It's time to do some work on you're compiler. It generates the same code it did 20 years ago. I have to do tricks, instead of writing normal portable code, to get it to generate good code or just use inline assembler. This of course is nothing new, I've been telling you this for almost a decade. Keep in mind that all Intel processors are little endian and that you're compiler generates big endian code, why? You should at least offer a compiler switch to select endianness. Why don't you support C++ and MISRA? Oh and BTW IAR does all of the above TODAY! So clearly they haven't been standing still. (Notice who wrote the paper.)
www.eetimes.com/.../The-Inefficiency-of-C--Fact-or-Fiction-
My point is why pay for maintance
Oh, for Pete's sake. So don't pay and do us all a favour and get lost, why don't you?
Byte suddenly being little or big-endian? Impossible.

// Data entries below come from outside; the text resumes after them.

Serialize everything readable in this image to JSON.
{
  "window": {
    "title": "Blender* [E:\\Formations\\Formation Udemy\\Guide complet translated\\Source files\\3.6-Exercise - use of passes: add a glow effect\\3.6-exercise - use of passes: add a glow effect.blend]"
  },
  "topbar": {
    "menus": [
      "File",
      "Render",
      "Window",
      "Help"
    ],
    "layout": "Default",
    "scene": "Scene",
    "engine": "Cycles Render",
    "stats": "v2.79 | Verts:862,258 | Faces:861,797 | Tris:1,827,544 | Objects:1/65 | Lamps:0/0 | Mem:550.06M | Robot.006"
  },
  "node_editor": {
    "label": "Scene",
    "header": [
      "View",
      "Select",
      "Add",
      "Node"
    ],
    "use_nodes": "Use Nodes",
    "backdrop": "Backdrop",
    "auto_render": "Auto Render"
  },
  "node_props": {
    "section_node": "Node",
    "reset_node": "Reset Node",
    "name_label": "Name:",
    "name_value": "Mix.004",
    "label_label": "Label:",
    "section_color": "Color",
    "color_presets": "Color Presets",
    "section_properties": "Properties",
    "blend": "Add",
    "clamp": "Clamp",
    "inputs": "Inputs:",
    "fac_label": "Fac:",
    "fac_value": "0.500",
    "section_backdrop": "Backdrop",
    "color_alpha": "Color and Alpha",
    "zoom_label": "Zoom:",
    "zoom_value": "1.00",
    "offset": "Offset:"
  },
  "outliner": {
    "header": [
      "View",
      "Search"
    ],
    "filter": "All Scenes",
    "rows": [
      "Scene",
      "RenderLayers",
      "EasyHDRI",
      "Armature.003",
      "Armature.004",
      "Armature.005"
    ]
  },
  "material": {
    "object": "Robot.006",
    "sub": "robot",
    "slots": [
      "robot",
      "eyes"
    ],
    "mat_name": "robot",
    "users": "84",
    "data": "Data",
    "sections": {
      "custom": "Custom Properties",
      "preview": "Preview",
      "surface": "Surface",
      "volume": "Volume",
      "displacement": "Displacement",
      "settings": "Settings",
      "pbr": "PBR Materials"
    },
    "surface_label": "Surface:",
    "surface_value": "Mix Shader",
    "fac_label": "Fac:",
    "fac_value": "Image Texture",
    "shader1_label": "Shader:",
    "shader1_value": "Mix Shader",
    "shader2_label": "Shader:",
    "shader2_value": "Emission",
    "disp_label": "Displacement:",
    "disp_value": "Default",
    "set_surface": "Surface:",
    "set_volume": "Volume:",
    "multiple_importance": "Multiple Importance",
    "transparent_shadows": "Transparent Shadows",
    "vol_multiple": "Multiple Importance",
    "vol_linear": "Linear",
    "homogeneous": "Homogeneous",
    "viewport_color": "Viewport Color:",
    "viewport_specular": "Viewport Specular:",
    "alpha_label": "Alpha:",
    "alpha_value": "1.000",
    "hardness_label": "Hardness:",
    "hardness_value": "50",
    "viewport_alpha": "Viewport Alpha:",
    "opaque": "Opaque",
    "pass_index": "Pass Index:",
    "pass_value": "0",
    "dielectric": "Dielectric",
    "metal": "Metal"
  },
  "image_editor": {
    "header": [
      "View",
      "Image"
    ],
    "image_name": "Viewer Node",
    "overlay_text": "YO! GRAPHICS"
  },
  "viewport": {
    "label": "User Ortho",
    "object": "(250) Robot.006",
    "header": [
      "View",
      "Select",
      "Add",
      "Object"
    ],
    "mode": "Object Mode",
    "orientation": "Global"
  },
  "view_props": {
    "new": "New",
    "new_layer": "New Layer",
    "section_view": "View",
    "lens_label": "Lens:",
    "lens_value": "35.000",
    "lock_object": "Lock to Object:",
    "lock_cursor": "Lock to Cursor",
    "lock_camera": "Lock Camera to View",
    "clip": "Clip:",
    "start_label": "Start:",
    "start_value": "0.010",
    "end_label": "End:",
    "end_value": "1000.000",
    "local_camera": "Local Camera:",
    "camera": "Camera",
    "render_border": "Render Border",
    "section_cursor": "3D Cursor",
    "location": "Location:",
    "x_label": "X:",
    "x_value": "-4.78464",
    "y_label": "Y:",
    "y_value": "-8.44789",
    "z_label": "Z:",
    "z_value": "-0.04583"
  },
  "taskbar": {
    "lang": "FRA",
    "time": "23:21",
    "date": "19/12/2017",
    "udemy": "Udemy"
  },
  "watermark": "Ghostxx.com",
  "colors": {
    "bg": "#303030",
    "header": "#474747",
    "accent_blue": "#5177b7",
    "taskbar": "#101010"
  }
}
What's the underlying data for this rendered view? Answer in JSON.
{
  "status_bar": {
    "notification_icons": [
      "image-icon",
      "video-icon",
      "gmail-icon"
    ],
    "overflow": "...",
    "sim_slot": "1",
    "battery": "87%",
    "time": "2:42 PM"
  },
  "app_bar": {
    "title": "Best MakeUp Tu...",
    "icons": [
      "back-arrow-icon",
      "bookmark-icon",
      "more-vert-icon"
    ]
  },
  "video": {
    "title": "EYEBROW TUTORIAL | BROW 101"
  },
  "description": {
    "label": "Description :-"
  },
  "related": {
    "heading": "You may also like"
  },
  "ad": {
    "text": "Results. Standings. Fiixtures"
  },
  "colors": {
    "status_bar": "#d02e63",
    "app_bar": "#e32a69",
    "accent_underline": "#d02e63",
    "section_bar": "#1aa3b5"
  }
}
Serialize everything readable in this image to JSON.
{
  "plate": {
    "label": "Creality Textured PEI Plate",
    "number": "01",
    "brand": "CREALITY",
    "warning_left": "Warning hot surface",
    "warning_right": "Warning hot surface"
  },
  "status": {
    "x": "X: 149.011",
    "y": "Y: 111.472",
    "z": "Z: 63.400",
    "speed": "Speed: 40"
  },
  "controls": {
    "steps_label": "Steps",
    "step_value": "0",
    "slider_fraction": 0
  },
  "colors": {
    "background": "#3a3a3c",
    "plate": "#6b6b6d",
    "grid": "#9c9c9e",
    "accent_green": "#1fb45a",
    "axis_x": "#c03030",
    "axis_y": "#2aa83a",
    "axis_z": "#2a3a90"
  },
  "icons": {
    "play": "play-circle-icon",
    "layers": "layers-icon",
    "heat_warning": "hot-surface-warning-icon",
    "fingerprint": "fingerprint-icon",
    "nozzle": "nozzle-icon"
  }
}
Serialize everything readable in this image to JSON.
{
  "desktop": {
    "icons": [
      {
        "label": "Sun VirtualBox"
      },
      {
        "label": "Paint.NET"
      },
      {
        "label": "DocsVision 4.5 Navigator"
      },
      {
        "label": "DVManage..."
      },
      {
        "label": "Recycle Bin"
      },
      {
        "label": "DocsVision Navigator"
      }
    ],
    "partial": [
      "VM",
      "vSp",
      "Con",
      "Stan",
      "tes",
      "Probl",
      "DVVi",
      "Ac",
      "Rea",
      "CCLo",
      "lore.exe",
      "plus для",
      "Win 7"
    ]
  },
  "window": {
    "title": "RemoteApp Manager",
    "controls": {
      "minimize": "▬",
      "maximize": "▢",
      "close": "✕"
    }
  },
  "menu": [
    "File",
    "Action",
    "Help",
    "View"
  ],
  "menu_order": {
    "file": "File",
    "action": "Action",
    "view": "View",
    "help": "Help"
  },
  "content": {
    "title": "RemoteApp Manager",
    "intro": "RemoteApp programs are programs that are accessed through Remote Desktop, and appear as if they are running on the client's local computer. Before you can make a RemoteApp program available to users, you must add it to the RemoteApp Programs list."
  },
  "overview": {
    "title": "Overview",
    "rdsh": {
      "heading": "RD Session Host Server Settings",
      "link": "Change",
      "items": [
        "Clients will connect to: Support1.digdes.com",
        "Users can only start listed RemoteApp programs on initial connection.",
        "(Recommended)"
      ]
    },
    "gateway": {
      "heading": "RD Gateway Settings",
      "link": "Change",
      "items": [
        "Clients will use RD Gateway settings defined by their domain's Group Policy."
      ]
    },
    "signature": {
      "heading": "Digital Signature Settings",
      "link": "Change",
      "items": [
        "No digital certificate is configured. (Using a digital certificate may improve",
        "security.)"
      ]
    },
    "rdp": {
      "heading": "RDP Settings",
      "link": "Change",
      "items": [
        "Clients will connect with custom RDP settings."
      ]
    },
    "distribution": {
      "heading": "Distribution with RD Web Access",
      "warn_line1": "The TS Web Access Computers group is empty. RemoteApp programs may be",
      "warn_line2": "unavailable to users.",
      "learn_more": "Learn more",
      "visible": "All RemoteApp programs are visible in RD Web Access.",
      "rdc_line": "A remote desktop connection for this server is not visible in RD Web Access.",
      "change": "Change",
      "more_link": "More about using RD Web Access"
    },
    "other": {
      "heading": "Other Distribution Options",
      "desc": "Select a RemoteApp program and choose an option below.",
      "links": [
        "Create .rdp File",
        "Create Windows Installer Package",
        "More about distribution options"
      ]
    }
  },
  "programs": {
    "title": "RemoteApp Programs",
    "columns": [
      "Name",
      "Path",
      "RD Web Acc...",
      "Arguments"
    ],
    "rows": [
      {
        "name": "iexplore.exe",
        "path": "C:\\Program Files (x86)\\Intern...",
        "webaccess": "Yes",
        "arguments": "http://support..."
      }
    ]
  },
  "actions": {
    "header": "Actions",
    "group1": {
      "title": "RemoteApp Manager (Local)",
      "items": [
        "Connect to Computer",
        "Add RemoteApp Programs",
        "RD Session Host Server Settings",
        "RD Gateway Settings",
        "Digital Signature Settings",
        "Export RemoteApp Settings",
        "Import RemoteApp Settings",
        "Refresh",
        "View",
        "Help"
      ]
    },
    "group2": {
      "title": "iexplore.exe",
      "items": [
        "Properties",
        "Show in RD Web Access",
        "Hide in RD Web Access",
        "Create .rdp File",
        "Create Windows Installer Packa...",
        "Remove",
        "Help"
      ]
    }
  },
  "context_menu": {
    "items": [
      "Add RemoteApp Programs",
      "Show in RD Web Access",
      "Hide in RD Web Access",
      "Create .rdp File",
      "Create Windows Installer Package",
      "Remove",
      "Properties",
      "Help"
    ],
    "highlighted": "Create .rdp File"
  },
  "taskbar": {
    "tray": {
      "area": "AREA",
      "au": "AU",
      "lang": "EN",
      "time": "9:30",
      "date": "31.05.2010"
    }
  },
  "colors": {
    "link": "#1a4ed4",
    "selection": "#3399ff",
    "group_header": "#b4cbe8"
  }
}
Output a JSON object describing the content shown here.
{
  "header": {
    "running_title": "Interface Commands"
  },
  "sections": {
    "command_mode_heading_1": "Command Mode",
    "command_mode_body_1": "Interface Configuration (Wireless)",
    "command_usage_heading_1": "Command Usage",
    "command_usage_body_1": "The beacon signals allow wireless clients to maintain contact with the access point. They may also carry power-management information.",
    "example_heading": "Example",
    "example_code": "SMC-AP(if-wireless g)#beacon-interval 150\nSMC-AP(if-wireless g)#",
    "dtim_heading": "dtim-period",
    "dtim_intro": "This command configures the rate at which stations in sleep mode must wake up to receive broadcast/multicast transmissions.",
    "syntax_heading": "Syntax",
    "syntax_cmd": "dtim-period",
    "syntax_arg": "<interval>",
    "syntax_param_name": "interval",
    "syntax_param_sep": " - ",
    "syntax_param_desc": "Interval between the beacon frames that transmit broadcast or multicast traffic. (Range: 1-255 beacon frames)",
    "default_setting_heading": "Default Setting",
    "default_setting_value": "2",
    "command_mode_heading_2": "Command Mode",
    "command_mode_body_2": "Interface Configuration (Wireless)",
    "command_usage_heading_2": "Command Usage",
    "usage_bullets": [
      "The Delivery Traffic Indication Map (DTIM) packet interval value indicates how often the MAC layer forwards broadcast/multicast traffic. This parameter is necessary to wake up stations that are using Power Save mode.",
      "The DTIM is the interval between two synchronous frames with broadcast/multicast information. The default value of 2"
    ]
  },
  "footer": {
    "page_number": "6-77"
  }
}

The bits in a byte are just that - bits. Don't spend too much time figuring out the bit addressing, thinking that would have anything to do with the little/big endian issue.
Almost all processors defines bytes/words/... to have bit 0 as least significant bit. Creating a bit-addressing instruction, it would be very stupid to suddenly number the bits: 7 6 5 4 3 2 1 0 15 14 13 12 11 10 9 8 ... just to make a statement about big/little order.
But if you do want to have fun - look at some Freescale processors where the bits are numbered in reverse order. Truly magnificent to read a schematic and figure out that A30 is not a really "big" address line but one of the smallest. These bit issues probably resulted from some people stupidly trying to extrapolate word endianness into the naming of individual bits too.
I don't think I have ever seen a little-endian processor numbering bit 0 as the most significant bit. But big-endian processors sometimes names the most significant bit 0, and sometimes the least significant bit.
Hence, even if you do try to use the bit endianness in the discussion, the use of bit0 as least significant can't be used as any proof since it is used by bost little-endian and big-endian processors.
Next thing. If you have a 3-byte instruction, one byte op-code and two byte address, you shouldn't try to merge the opcode with the first byte of the address and imply big or little endian. That is just an ugly extrapolation.